Acton Institute
by Dylan Pahman on Monday, January 9, 2012
Every year this last aspect of the feast stands as a reminder of the Christian viewpoint of God’s concern for the world he created. Indeed, according to a hymn from the Great Blessing of the Waters by St. Sophronios of Jerusalem, “Today the nature of the waters is sanctified.”
In the Orthodox tradition, there is a sense in which, while all of nature was made for the use and care of humankind, the ultimate purpose of the material world is sacramental. As the Russian Orthodox moral philosopher Vladamir Solovyov wrote, “[M]atter has a right to be spiritualised.“
This view contrasts with two rival views of ecology. One view, which continually crops up in popular culture, is that humans ultimately are doing more harm than good. Our efforts to master nature and use it for humanity’s benefit will cause its (and our) destruction someday. The second is the view against which the first is reacting. It is the modern view of a limitless use of natural resources with little concern for their preservation.
The vision given to us in Theophany is something else entirely. Through his baptism, Christ sanctifies the waters so that we might be sanctified by the waters of baptism. Water becomes a means by which humanity is perfected and the world as a whole reflects the glory of God to a greater degree.
In the Orthodox Church, this is not only true of the water, either. Bread and wine are used in the Eucharist, oil in Holy Unction and Chrismation (Confirmation), wood and gold and egg tempera paint in the making of holy icons, etc. The list goes on and on. The world is not meant to be left as is, nor is it meant to be carelessly depleted of its resources; it is meant to be spiritualized. It is a means and manifestation of divine grace and beauty.
How does this relate to economics? Economically, natural resources are material capital, and according to Vladimir Solovyov, we err if we seek to divorce them from their spiritual and moral purpose and make them independent, existing in and for themselves. He writes,
Alienation from the higher spiritual interests becomes inevitable as soon as the material side of human life is recognized to have an independent and unconditional value. One cannot serve two masters; and socialism naturally gives predominance to the principle under the banner of which the whole movement had originated, i.e. to the material principle. The domain of economic relations is entirely subordinated to it, and is recognised as the chief, the fundamental, the only real and decisive factor in the life of humanity. At this point the inner opposition between socialism and the bourgeois political economy disappears.

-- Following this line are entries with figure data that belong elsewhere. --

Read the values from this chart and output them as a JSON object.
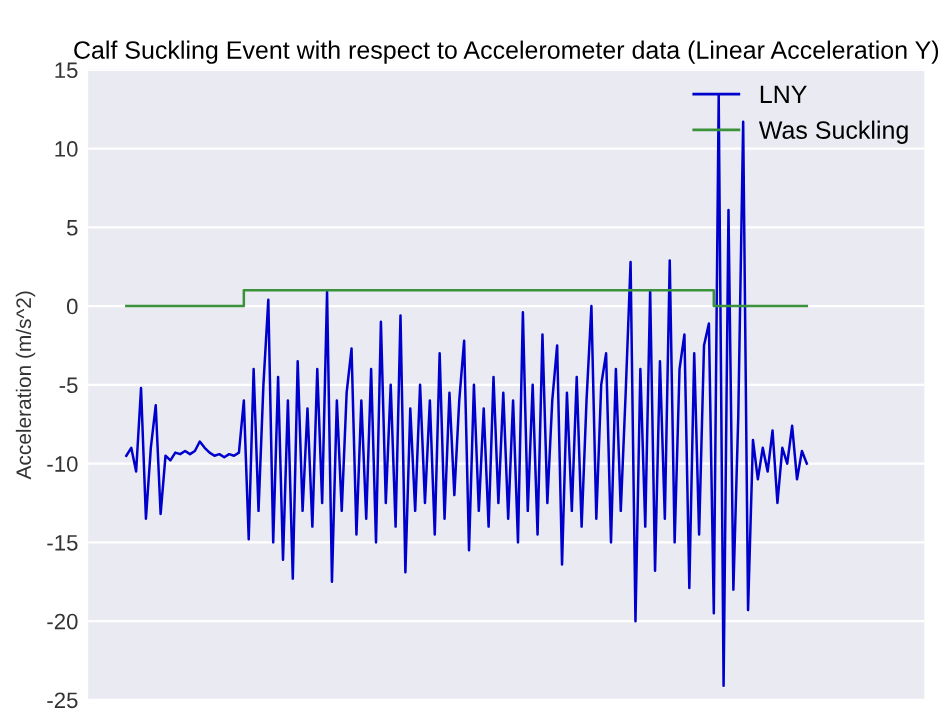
{
  "chart_data": {
    "type": "line",
    "title": "Calf Suckling Event with respect to Accelerometer data (Linear Acceleration Y)",
    "ylabel": "Acceleration (m/s^2)",
    "categories": [
      null,
      null,
      null,
      null,
      null,
      null,
      null,
      null,
      null,
      null,
      null,
      null,
      null,
      null,
      null,
      null,
      null,
      null,
      null,
      null,
      null,
      null,
      null,
      null,
      null,
      null,
      null,
      null,
      null,
      null,
      null,
      null,
      null,
      null,
      null,
      null,
      null,
      null,
      null,
      null,
      null,
      null,
      null,
      null,
      null,
      null,
      null,
      null,
      null,
      null,
      null,
      null,
      null,
      null,
      null,
      null,
      null,
      null,
      null,
      null,
      null,
      null,
      null,
      null,
      null,
      null,
      null,
      null,
      null,
      null,
      null,
      null,
      null,
      null,
      null,
      null,
      null,
      null,
      null,
      null,
      null,
      null,
      null,
      null,
      null,
      null,
      null,
      null,
      null,
      null,
      null,
      null,
      null,
      null,
      null,
      null,
      null,
      null,
      null,
      null,
      null,
      null,
      null,
      null,
      null,
      null,
      null,
      null,
      null,
      null,
      null,
      null,
      null,
      null,
      null,
      null,
      null,
      null,
      null,
      null,
      null,
      null,
      null,
      null,
      null,
      null,
      null,
      null,
      null,
      null,
      null,
      null,
      null,
      null,
      null,
      null,
      null,
      null,
      null,
      null
    ],
    "series": [
      {
        "name": "LNY",
        "color": "#0000cc",
        "values": [
          -9.5,
          -9.0,
          -10.5,
          -5.2,
          -13.5,
          -9.0,
          -6.3,
          -13.2,
          -9.5,
          -9.8,
          -9.3,
          -9.4,
          -9.2,
          -9.4,
          -9.2,
          -8.6,
          -9.0,
          -9.3,
          -9.5,
          -9.4,
          -9.6,
          -9.4,
          -9.5,
          -9.3,
          -6.0,
          -14.8,
          -4.0,
          -13.0,
          -5.0,
          0.4,
          -15.0,
          -4.5,
          -16.1,
          -6.0,
          -17.3,
          -3.5,
          -13.0,
          -6.5,
          -14.0,
          -4.0,
          -12.5,
          0.9,
          -17.5,
          -6.0,
          -13.0,
          -5.5,
          -2.7,
          -14.5,
          -6.0,
          -13.5,
          -4.0,
          -15.0,
          -1.0,
          -12.5,
          -5.0,
          -14.0,
          -0.6,
          -16.9,
          -6.5,
          -13.0,
          -5.0,
          -12.5,
          -6.0,
          -14.5,
          -3.0,
          -13.5,
          -5.5,
          -12.0,
          -6.0,
          -2.2,
          -15.5,
          -5.0,
          -13.0,
          -6.5,
          -14.0,
          -4.5,
          -12.5,
          -5.5,
          -13.5,
          -6.0,
          -15.0,
          -0.4,
          -13.0,
          -5.0,
          -14.5,
          -1.8,
          -12.5,
          -6.0,
          -2.5,
          -16.4,
          -5.5,
          -13.0,
          -4.5,
          -14.0,
          -6.0,
          0.0,
          -13.5,
          -5.0,
          -3.0,
          -15.0,
          -4.0,
          -13.0,
          -5.5,
          2.8,
          -20.0,
          -4.0,
          -14.0,
          1.0,
          -16.8,
          -3.5,
          -13.5,
          2.9,
          -15.0,
          -4.0,
          -1.8,
          -17.9,
          -3.0,
          -14.5,
          -2.5,
          -1.1,
          -19.5,
          13.4,
          -24.1,
          6.1,
          -18.0,
          -7.0,
          11.7,
          -19.3,
          -8.5,
          -11.0,
          -9.0,
          -10.5,
          -7.9,
          -12.5,
          -9.0,
          -10.0,
          -7.6,
          -11.0,
          -9.2,
          -10.0
        ]
      },
      {
        "name": "Was Suckling",
        "type": "step",
        "color": "#3a923a",
        "values": [
          0,
          0,
          0,
          0,
          0,
          0,
          0,
          0,
          0,
          0,
          0,
          0,
          0,
          0,
          0,
          0,
          0,
          0,
          0,
          0,
          0,
          0,
          0,
          0,
          1,
          1,
          1,
          1,
          1,
          1,
          1,
          1,
          1,
          1,
          1,
          1,
          1,
          1,
          1,
          1,
          1,
          1,
          1,
          1,
          1,
          1,
          1,
          1,
          1,
          1,
          1,
          1,
          1,
          1,
          1,
          1,
          1,
          1,
          1,
          1,
          1,
          1,
          1,
          1,
          1,
          1,
          1,
          1,
          1,
          1,
          1,
          1,
          1,
          1,
          1,
          1,
          1,
          1,
          1,
          1,
          1,
          1,
          1,
          1,
          1,
          1,
          1,
          1,
          1,
          1,
          1,
          1,
          1,
          1,
          1,
          1,
          1,
          1,
          1,
          1,
          1,
          1,
          1,
          1,
          1,
          1,
          1,
          1,
          1,
          1,
          1,
          1,
          1,
          1,
          1,
          1,
          1,
          1,
          1,
          1,
          0,
          0,
          0,
          0,
          0,
          0,
          0,
          0,
          0,
          0,
          0,
          0,
          0,
          0,
          0,
          0,
          0,
          0,
          0,
          0
        ]
      }
    ],
    "ylim": [
      -25,
      15
    ],
    "yticks": [
      -25,
      -20,
      -15,
      -10,
      -5,
      0,
      5,
      10,
      15
    ],
    "grid": "y",
    "legend": "top right",
    "tick_labels": "y"
  }
}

To misunderstand the material world, to fail to view it as the good creation of God with its own spiritual and moral purpose and, instead, to give it absolute value, ultimately leads to its degradation. It is, in fact, the definition of greed to value material things as something to be desired in and of themselves, apart from morality. The bourgeois that Solovyov criticizes are the type of people who act out of greed through manipulation of the market. The socialists, on the other hand, act out of greed through a call for revolution. Both, ultimately, make the same ecological error.
As Solovyov writes,
Socialism really stands on the same ground as the bourgeois régime hostile to it, namely, the supremacy of the material interest. Both have the same motto: “man liveth by bread alone.”
The Feast of Theophany, by contrast, calls Christians to adopt a higher, spiritual view of themselves and the world in which they live. And it is my contention that such a view is a far superior starting point for a Christian understanding of material capital. Anything less tends to degrade the world or ourselves.